I swallowed. I was with Gabe. The last thing I wanted was to be serious right now. I could reserve serious for when we were back at the Order headquarters by the wharf.
“I can’t believe you’ve been in Salem for this long and we haven’t done any of this stuff yet,” he said, trying to change the subject.
I smiled back at him, holding my tongue on what I really wanted to say. He didn’t need reminding about the stuff we’d actually been spending our time on. A cursed sorority house. Witches getting their power drained. A demonic familiar attaching itself to Liam. A warped djinn. Now, Jax, ex-coven member turned demon-friendly witch. It was just like Gabe to think that we could do all that and still let me live the tourist life too. I didn’t want to tell him that since I’d come from New Orleans and been there, done that, every tourist trap was the same to me.

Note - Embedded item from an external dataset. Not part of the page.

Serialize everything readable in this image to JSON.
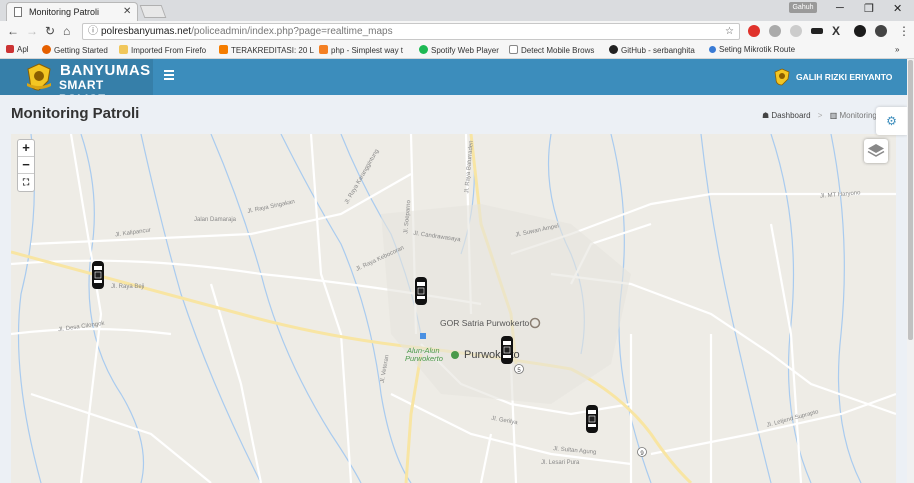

He pulled me to a stop in front of Old Burying Point Cemetery. It was ancient. The stones inside looked like gnarly teeth sticking out of rotted gums. Most of the stones were so worn you couldn’t even read the names of the deceased. Like us, there were other people milling around to take in the sights. Some just walked through to get to another site, but most looked down at the various tombstones, pointing down at the dates or the names or some other random point of interest.
I had to admit, this cemetery was far different from St. Louis Cemetery #1 in New Orleans. Our ancient burial places held crypts that looked like stone monuments to the dead. It was interesting to see the differences between the north and the south.
Gabe gestured toward the perimeter of the cemetery after I read one of the stones at our feet. “On the other side of that iron gate is the Salem Witch Trials monument,” Gabe said, his hand squeezing mine. He kept doing that as if he thought I needed a reminder to stay in the present, and I guessed I did.
I looked past the black iron gate to a rectangular grassy area surrounded by a stone wall. “Can you take me?”